Modrzejewski later served as Battalion S-3 and Company Commander until December 1966, then became Command Operations Center Watch Officer with Headquarters Company, 3rd Marine Division, Fleet Marine Force, until May 1967. He was promoted to major in January 1967.

Upon his return to the United States in June 1967, Modrzejewski was assigned to the United States Naval Academy in Annapolis, Maryland, as Commanding Officer of the Marine Barracks. In January 1970, he entered the Armed Forces Staff College, Norfolk, Virginia, and completed the course the following June. He then reported to Marine Corps Air Station, Kaneohe, Hawaii, for duty with Headquarters and Service Company, First Marine Brigade.

In 1976, Modrzejewki earned his Master's degree in Education from Pepperdine University in Los Angeles, California.

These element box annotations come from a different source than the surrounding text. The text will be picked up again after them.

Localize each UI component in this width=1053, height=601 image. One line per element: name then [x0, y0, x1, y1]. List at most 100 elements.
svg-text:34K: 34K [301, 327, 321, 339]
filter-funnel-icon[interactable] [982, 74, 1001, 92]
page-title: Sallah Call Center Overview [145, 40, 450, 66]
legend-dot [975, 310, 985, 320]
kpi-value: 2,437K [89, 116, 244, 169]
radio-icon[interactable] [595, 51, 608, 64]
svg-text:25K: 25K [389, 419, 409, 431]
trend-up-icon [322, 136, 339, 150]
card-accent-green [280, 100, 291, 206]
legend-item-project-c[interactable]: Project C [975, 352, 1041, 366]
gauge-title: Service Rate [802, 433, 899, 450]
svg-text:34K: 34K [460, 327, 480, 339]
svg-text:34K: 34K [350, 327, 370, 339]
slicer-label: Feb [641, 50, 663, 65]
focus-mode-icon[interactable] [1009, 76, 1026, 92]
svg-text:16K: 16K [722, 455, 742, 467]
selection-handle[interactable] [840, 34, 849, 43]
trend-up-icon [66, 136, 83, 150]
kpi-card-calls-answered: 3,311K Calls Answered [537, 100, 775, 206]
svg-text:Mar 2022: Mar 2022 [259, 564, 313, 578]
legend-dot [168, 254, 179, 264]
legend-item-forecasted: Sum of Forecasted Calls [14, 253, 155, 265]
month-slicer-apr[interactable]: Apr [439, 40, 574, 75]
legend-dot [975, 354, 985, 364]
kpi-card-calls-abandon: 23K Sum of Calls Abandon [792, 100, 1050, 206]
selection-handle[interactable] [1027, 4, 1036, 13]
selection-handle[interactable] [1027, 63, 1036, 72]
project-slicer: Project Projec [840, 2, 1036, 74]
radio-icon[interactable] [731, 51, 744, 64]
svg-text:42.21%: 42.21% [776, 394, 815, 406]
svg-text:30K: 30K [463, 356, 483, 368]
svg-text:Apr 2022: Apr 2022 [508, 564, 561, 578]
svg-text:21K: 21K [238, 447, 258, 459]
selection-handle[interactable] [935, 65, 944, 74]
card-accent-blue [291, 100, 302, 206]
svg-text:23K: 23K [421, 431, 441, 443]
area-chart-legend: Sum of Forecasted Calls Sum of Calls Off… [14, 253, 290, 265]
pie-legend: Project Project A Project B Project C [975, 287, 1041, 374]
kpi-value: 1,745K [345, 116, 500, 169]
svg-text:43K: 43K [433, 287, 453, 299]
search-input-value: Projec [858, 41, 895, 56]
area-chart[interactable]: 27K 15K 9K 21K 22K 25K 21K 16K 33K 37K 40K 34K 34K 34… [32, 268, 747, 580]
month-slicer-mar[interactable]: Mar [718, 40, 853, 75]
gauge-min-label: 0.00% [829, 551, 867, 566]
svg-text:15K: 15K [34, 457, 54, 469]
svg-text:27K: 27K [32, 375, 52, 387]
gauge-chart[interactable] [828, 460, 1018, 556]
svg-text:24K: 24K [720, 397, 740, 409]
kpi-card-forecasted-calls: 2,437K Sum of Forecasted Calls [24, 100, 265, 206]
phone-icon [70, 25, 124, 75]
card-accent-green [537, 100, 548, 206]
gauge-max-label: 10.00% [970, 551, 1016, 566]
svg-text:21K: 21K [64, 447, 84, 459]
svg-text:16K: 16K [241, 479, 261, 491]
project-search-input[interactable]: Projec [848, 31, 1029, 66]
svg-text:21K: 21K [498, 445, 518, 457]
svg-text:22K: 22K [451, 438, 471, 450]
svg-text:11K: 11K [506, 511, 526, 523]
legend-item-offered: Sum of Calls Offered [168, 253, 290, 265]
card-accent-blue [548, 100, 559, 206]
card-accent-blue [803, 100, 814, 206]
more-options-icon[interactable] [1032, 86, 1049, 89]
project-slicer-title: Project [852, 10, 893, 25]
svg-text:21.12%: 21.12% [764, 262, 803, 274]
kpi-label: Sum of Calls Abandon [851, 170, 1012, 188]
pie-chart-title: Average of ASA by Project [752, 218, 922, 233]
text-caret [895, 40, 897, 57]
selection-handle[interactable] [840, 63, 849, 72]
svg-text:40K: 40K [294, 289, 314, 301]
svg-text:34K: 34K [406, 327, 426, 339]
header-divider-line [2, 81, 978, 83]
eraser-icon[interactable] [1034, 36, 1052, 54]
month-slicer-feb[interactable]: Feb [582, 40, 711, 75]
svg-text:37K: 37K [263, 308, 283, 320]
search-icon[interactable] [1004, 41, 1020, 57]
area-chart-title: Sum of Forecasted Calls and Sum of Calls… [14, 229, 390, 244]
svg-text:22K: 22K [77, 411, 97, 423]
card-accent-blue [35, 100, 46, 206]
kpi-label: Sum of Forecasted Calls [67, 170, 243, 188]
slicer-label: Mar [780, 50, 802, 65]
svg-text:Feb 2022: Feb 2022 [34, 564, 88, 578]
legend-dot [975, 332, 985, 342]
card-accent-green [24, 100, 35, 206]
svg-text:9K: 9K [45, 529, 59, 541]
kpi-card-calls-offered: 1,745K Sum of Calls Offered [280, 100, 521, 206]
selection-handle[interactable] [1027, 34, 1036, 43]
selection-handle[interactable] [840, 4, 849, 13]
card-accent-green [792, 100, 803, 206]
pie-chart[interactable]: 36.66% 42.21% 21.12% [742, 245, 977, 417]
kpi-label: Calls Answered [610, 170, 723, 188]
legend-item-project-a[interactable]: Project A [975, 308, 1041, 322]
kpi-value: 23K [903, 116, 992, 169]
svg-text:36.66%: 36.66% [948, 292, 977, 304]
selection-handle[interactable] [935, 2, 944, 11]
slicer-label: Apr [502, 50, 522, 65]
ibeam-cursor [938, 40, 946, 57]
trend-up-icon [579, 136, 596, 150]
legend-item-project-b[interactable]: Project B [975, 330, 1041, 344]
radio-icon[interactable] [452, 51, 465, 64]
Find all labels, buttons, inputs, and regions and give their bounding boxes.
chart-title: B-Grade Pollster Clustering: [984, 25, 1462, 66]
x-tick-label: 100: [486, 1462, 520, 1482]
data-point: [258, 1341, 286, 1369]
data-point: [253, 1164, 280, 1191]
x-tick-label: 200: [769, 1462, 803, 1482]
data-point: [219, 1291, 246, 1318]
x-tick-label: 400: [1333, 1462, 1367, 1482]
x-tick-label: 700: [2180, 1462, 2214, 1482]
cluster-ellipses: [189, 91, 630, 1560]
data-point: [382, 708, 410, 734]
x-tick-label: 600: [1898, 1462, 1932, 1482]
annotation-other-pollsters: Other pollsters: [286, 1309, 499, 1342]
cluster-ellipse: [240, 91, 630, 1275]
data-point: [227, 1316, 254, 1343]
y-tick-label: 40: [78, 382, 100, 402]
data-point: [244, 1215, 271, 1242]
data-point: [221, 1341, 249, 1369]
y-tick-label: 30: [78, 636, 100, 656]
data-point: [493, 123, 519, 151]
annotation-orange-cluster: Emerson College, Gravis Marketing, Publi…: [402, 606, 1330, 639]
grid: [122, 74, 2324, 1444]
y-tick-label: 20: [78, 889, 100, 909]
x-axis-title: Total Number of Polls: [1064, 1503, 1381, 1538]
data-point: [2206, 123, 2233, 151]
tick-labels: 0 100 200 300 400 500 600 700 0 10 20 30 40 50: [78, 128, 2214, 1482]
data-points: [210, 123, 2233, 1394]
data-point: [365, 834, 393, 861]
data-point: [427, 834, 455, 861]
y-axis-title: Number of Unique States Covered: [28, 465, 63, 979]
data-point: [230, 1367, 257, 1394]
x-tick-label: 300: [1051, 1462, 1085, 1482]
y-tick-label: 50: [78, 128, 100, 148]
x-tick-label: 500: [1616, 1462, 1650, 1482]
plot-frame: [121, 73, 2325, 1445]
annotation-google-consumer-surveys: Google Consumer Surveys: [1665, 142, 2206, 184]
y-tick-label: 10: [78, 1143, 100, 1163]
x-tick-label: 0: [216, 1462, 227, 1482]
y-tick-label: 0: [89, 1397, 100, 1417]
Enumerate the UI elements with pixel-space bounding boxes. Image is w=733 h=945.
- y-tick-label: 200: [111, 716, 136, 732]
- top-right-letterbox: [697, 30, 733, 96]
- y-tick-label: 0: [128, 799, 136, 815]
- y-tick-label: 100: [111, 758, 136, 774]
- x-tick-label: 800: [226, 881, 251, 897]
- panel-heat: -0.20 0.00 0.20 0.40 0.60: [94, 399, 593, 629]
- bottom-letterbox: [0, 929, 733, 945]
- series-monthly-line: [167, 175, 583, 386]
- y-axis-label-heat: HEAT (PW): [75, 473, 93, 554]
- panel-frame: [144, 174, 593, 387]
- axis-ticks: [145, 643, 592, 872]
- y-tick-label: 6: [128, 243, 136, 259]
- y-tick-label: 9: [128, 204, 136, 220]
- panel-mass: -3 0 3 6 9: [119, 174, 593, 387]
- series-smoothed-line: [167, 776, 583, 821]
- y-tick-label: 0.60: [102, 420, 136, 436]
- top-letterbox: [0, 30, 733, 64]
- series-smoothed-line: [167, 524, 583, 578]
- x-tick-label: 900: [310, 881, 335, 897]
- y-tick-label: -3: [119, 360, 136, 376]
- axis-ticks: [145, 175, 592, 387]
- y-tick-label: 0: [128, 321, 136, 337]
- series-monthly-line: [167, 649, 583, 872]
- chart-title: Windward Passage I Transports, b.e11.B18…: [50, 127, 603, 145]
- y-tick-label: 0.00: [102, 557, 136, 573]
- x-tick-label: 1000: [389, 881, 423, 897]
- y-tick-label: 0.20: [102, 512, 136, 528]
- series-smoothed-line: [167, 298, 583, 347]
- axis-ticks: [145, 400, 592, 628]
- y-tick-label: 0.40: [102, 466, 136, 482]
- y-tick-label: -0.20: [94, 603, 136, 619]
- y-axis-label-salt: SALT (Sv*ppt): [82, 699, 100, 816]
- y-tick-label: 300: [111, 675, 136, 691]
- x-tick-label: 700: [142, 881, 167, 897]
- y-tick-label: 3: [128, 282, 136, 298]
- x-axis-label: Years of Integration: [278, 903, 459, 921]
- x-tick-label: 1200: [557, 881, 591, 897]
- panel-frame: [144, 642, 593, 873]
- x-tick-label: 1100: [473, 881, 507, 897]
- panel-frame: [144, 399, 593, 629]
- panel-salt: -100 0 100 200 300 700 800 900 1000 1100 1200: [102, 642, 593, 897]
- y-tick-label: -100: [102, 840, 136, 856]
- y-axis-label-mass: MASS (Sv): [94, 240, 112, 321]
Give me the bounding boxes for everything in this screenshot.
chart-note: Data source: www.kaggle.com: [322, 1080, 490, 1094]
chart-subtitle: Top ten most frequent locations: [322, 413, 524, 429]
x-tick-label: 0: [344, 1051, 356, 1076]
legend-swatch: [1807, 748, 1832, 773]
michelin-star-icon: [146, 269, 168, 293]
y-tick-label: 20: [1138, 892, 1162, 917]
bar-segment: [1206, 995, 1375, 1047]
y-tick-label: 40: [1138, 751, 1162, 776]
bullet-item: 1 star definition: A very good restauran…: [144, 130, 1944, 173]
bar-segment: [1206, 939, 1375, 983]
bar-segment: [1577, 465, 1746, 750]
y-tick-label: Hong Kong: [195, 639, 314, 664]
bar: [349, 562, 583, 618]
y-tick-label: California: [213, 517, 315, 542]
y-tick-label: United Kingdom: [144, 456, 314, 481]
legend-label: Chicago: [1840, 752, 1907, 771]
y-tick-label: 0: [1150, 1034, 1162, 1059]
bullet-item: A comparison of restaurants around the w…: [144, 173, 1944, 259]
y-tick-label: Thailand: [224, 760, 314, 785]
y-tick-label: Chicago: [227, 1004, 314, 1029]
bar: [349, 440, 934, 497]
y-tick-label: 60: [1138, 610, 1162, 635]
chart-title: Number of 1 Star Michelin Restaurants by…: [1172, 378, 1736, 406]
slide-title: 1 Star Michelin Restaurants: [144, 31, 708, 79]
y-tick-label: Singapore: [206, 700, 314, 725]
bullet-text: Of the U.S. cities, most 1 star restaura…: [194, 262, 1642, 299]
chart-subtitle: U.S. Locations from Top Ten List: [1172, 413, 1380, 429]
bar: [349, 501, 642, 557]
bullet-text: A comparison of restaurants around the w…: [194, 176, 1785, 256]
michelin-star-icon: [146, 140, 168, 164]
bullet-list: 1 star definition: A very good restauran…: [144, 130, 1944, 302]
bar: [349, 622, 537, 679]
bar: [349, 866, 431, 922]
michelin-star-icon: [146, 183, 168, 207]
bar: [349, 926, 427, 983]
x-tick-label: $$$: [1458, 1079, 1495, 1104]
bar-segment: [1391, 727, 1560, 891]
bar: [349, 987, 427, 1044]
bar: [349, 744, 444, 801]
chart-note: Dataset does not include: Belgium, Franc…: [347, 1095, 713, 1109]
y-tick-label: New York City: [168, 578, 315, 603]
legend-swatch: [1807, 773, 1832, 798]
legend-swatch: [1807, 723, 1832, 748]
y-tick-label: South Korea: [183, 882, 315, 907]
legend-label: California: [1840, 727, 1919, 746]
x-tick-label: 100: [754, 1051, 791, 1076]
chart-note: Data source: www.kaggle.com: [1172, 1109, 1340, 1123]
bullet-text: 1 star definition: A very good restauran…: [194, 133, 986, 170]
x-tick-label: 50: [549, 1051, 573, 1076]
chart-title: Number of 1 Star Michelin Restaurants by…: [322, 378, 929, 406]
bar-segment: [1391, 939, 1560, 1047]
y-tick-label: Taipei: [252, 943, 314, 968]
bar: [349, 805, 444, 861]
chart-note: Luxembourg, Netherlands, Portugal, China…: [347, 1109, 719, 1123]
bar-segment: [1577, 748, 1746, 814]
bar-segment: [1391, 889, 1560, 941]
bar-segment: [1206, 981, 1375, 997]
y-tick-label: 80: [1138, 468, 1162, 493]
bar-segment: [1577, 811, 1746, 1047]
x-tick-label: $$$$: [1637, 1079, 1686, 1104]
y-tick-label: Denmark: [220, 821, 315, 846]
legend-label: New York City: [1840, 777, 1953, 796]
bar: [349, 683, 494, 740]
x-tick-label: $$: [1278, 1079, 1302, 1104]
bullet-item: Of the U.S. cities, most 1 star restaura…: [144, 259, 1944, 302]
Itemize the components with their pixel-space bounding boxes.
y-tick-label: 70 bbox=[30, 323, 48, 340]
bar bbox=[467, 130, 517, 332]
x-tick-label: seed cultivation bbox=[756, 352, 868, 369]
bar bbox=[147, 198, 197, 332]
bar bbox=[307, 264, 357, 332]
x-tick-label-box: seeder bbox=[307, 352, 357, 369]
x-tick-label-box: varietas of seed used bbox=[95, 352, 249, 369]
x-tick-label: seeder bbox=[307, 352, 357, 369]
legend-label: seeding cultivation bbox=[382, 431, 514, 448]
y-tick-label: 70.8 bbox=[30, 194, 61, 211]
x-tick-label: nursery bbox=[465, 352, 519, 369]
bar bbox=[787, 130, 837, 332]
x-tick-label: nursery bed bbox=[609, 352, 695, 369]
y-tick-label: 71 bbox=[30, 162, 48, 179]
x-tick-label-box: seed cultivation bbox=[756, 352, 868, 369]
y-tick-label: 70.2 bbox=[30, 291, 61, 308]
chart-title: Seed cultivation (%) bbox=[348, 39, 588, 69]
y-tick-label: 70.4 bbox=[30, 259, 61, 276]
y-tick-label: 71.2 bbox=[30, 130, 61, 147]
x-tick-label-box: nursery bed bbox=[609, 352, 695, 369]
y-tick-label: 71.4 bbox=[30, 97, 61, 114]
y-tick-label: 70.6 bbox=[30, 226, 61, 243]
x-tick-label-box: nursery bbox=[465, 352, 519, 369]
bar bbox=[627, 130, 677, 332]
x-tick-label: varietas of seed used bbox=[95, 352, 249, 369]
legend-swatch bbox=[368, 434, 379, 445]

Colonel Modrzejewski retired from the Marine Corps in August 1986.

==Decorations==
A complete list of his medals and decorations includes:

| Medal of Honor | Legion of Merit | Purple Heart |
| Meritorious Service Medal with gold 5/16 inch star | Presidential Unit Citation | National Defense Service Medal |
| Vietnam Service Medal with two bronze stars | Vietnam Cross of Gallantry with Gold Star | Vietnam Campaign Medal |

==Medal of Honor citation==
The President of the United States in the name of The Congress takes pleasure in presenting the MEDAL OF HONOR to
MAJOR ROBERT J. MODRZEJEWSKI
UNITED STATES MARINE CORPS
for service as set forth in the following CITATION:

For conspicuous gallantry and intrepidity at the risk of his life above and beyond the call of duty while serving as Commanding Officer, Company K, Third Battalion, Fourth Marines, Third Marines, Third Marine Division, in the Republic of Vietnam from 15 to July 18, 1966. On July 15, during Operation HASTINGS, Company K was landed in an enemy infested jungle area to establish a blocking position at a major enemy trail network. Shortly after landing, the company encountered a reinforced enemy platoon in a well organized, defensive position. Major (then Captain) Modrzejewski led his men in the successful seizure of the enemy redoubt, which contained large quantities of ammunition and supplies. That evening a numerically superior enemy force counterattacked in an effort to retake the vital supply area, thus setting the pattern of activity for the next two and one-half days. In the first series of attacks, the enemy assaulted repeatedly in overwhelming numbers but each time was repulsed by the gallant Marines. The second night the enemy struck in battalion strength, and Major Modrzejewski was wounded in this intensive action which was fought at close quarters. Although exposed to enemy fire, and despite his painful wounds, he crawled 200 meters to provide critically needed ammunition to an exposed element of his command and was constantly present wherever the fighting was heaviest. Despite numerous casualties, a dwindling supply of ammunition and the knowledge that they were surrounded, he skillfully directed artillery fire to within a few meters of his position and courageously inspired the efforts of his company in repelling the aggressive enemy attack. On July 18, Company K was attacked by a regimental size enemy force. Although his unit was outnumbered and weakened by the previous fighting, Major Modrzejewski reorganized his men and calmly moved among them to encourage and direct their efforts to heroic limits as they fought to overcome the vicious enemy onslaught. Again he called in air and artillery strikes at close range with devastating effect on the enemy, which together with the bold and determined fighting of the men of Company K, repulsed the fanatical attack of the larger North Vietnamese force. His unparalleled personal heroism and indomitable leadership inspired his men to a significant victory over the enemy force and reflected great credit upon himself, the Marine Corps and the United States Naval Service.

/S/ LYNDON B. JOHNSON

==Honors==
In 2004, the UWM Alumni Association honored Modrzejewski with a Distinguished Alumnus Award.

In 2005, the State of Oklahoma designated March 26, 2005, as "Colonel Robert J. Modrzejewski Day" and issued a resolution praising the courage of the Medal of Honor recipient.